Geneforge and Avernum have interesting settings. Geneforge especially. Geneforge is a setting where human beings have figured out genetic magic, and all the horrors it entails, so there’s a very oppressive mageocracy that exists to prevent biosphere ending catastrophes. If you can get past the graphics, it stays interesting. Avernum is about an embattled underground prison colony world.
Obviously you can’t have Sunless Sea and Skies without Fallen London, the game that established its setting. It’s the first game I’ve ever seen that makes the freemium marketplace a character. It’s an important and rather sinister character at that.
Aquaria has a remarkable sense of setting, even if it relies less on written lore.

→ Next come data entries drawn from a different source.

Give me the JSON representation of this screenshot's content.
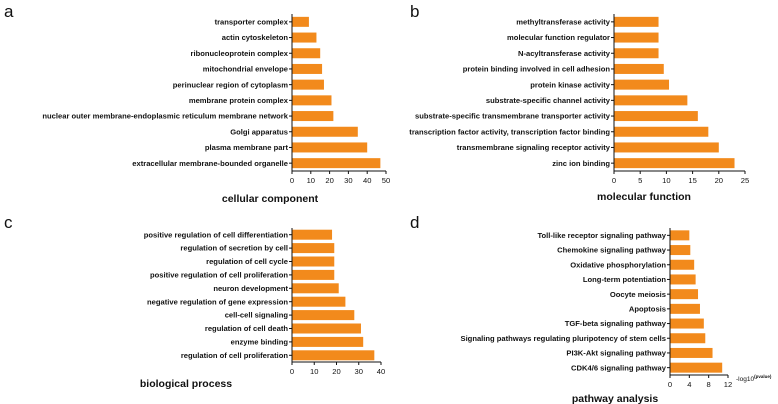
{
  "figure": {
    "colors": {
      "bar": "#f28a1c",
      "axis": "#111111",
      "background": "#ffffff"
    }
  },
  "chart_data": [
    {
      "type": "bar",
      "orientation": "horizontal",
      "panel": "a",
      "title": "",
      "xlabel": "cellular component",
      "ylabel": "",
      "categories": [
        "transporter complex",
        "actin cytoskeleton",
        "ribonucleoprotein complex",
        "mitochondrial envelope",
        "perinuclear region of cytoplasm",
        "membrane protein complex",
        "nuclear outer membrane-endoplasmic reticulum membrane network",
        "Golgi apparatus",
        "plasma membrane part",
        "extracellular membrane-bounded organelle"
      ],
      "values": [
        9,
        13,
        15,
        16,
        17,
        21,
        22,
        35,
        40,
        47
      ],
      "xlim": [
        0,
        50
      ],
      "xticks": [
        0,
        10,
        20,
        30,
        40,
        50
      ],
      "grid": false
    },
    {
      "type": "bar",
      "orientation": "horizontal",
      "panel": "b",
      "title": "",
      "xlabel": "molecular function",
      "ylabel": "",
      "categories": [
        "methyltransferase activity",
        "molecular function regulator",
        "N-acyltransferase activity",
        "protein binding involved in cell adhesion",
        "protein kinase activity",
        "substrate-specific channel activity",
        "substrate-specific transmembrane transporter activity",
        "transcription factor activity, transcription factor binding",
        "transmembrane signaling receptor activity",
        "zinc ion binding"
      ],
      "values": [
        8.5,
        8.5,
        8.5,
        9.5,
        10.5,
        14,
        16,
        18,
        20,
        23
      ],
      "xlim": [
        0,
        25
      ],
      "xticks": [
        0,
        5,
        10,
        15,
        20,
        25
      ],
      "grid": false
    },
    {
      "type": "bar",
      "orientation": "horizontal",
      "panel": "c",
      "title": "",
      "xlabel": "biological process",
      "ylabel": "",
      "categories": [
        "positive regulation of cell differentiation",
        "regulation of secretion by cell",
        "regulation of cell cycle",
        "positive regulation of cell proliferation",
        "neuron development",
        "negative regulation of gene expression",
        "cell-cell signaling",
        "regulation of cell death",
        "enzyme binding",
        "regulation of cell proliferation"
      ],
      "values": [
        18,
        19,
        19,
        19,
        21,
        24,
        28,
        31,
        32,
        37
      ],
      "xlim": [
        0,
        40
      ],
      "xticks": [
        0,
        10,
        20,
        30,
        40
      ],
      "grid": false
    },
    {
      "type": "bar",
      "orientation": "horizontal",
      "panel": "d",
      "title": "",
      "xlabel": "pathway analysis",
      "ylabel": "",
      "unit_label": "-log10",
      "unit_superscript": "(pvalue)",
      "categories": [
        "Toll-like receptor signaling pathway",
        "Chemokine signaling pathway",
        "Oxidative phosphorylation",
        "Long-term potentiation",
        "Oocyte meiosis",
        "Apoptosis",
        "TGF-beta signaling pathway",
        "Signaling pathways regulating pluripotency of stem cells",
        "PI3K-Akt signaling pathway",
        "CDK4/6 signaling pathway"
      ],
      "values": [
        4,
        4.2,
        5,
        5.3,
        5.8,
        6.2,
        7,
        7.3,
        8.8,
        10.8
      ],
      "xlim": [
        0,
        12
      ],
      "xticks": [
        0,
        4,
        8,
        12
      ],
      "grid": false
    }
  ]
}
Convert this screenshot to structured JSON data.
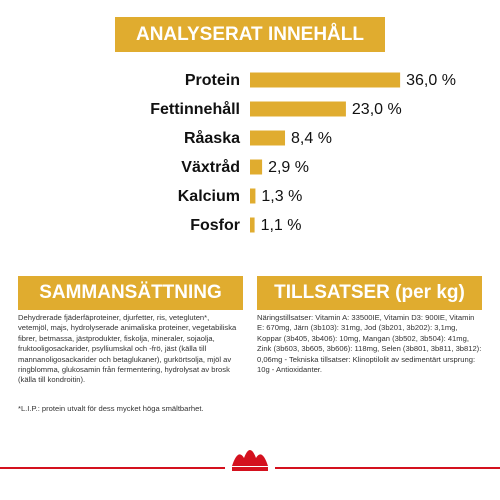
{
  "chart_data": {
    "type": "bar",
    "orientation": "horizontal",
    "title": "ANALYSERAT INNEHÅLL",
    "categories": [
      "Protein",
      "Fettinnehåll",
      "Råaska",
      "Växtråd",
      "Kalcium",
      "Fosfor"
    ],
    "values": [
      36.0,
      23.0,
      8.4,
      2.9,
      1.3,
      1.1
    ],
    "value_labels": [
      "36,0 %",
      "23,0 %",
      "8,4 %",
      "2,9 %",
      "1,3 %",
      "1,1 %"
    ],
    "color": "#e0ac2f"
  },
  "composition": {
    "title": "SAMMANSÄTTNING",
    "text": "Dehydrerade fjäderfäproteiner, djurfetter, ris, vetegluten*, vetemjöl, majs, hydrolyserade animaliska proteiner, vegetabiliska fibrer, betmassa, jästprodukter, fiskolja, mineraler, sojaolja, fruktooligosackarider, psylliumskal och -frö, jäst (källa till mannanoligosackarider och betaglukaner), gurkörtsolja, mjöl av ringblomma, glukosamin från fermentering, hydrolysat av brosk (källa till kondroitin).",
    "footnote": "*L.I.P.: protein utvalt för dess mycket höga smältbarhet."
  },
  "additives": {
    "title": "TILLSATSER (per kg)",
    "text": "Näringstillsatser: Vitamin A: 33500IE, Vitamin D3: 900IE, Vitamin E: 670mg, Järn (3b103): 31mg, Jod (3b201, 3b202): 3,1mg, Koppar (3b405, 3b406): 10mg, Mangan (3b502, 3b504): 41mg, Zink (3b603, 3b605, 3b606): 118mg, Selen (3b801, 3b811, 3b812): 0,06mg - Tekniska tillsatser: Klinoptilolit av sedimentärt ursprung: 10g - Antioxidanter."
  }
}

Full Bore is one of my favorite underplayed games. It was a kickstarter that came out half-baked before early access, and then they used the sales to finish it. So its review scores don’t represent the finished product. It’s a fascinating world where humans are gone and pigs have inherited the earth. It uses a lot of visual storytelling, and piecing together the lore gets really interesting.
Of all the Obsidian games, Tyranny does the most to establish a firm and unique sense of setting. We haven’t seen a game like that before, a bronze age setting where you determine the outcome of entire levels and the disposition of factions before the game starts. Sadly, we probably won’t again.
Unrest is an RPG without almost any combat set in fantasy India. As famine takes hold, the underclasses rise up, an event you see from many different angles. It’s a really interesting setting that’s relatively novel.
All of these are fairly large, have fairly complex settings (except maybe Aquaria).